Experts say they shouldn’t count on it.
“This plebiscite is undemocratic and un-American,” said Héctor Ferrer, a spokesman for the Popular Democratic Party, which favors an enhanced version of Puerto Rico’s current commonwealth status.
A little history:
Puerto Rico has been part of the United States since 1898, when Spain ceded it in the Spanish-American War. People there are U.S. citizens who do not cast ballots in presidential elections or pay federal income taxes, but they enjoy social welfare perks such as Medicare. The island has a long history of military service but just one member of Congress — who does not vote.
When asked whether they’d rather become the 51st state or remain affiliated with the United States, voters have traditionally been at a stalemate. It’s always a dead heat between those two options, with a small minority of voters opting for an independent nation.
The last time a plebiscite was held, in 1998, Ferrer’s party did not like the ballot language, so “none of the above” finished first.
But this plebiscite is different. Instead of asking voters a multiple choice question in which no one answer would get a clear majority, the ballot asks: “Do you agree that Puerto Rico should continue to have its present form of territorial status?”
The difference is critical, because it unites the voters who prefer statehood with those who want independence. Together those two forces could form a majority to answer “no,” which would then force the second question.
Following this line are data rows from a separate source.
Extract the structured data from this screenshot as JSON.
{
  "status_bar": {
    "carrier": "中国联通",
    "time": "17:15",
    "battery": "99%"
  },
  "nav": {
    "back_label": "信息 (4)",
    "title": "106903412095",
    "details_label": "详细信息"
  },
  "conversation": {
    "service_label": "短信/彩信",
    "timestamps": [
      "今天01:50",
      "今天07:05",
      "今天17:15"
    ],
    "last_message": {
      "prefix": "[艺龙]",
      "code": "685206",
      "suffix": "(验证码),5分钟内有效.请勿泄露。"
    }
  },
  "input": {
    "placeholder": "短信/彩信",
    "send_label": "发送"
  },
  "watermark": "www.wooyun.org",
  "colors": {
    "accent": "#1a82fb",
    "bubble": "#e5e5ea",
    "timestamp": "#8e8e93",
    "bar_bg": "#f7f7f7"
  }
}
It asks voters whether they want statehood, independence or a “sovereign free associated state,” where Puerto Rico would be an independent nation with ties to the U.S. (Part two of the plebiscite would only be valid if the majority voted no on the first question.)
The Popular Democratic Party balked because none of the options on the ballot quite reflect what they promote for Puerto Rico, which is an enhanced version of what the island has now. Since “none of the above” is no longer one of the choices, the party is asking voters to say “yes” on the first question and skip the second.
Critics argue that the deck was unfairly stacked toward statehood and was deliberately designed so that the party that usually wins is left out.
“It’s clearly a political play by the government in power to promote its agenda,” said Jorge Duany, a longtime University of Puerto Rico professor who now runs the Cuban Research Institute at Florida International University. “It’s extremely biased and does not reflect the consensus. If you don’t include the Popular Party, you are missing half the population.”
Ferrer said it was really just a mobilization ploy by the governor, who is running for reelection and needed a gimmick to get his people to the polls. Gov. Luis Fortuño dismissed the criticism, saying it was impossible to reach a consensus with a party that refused to participate in the process.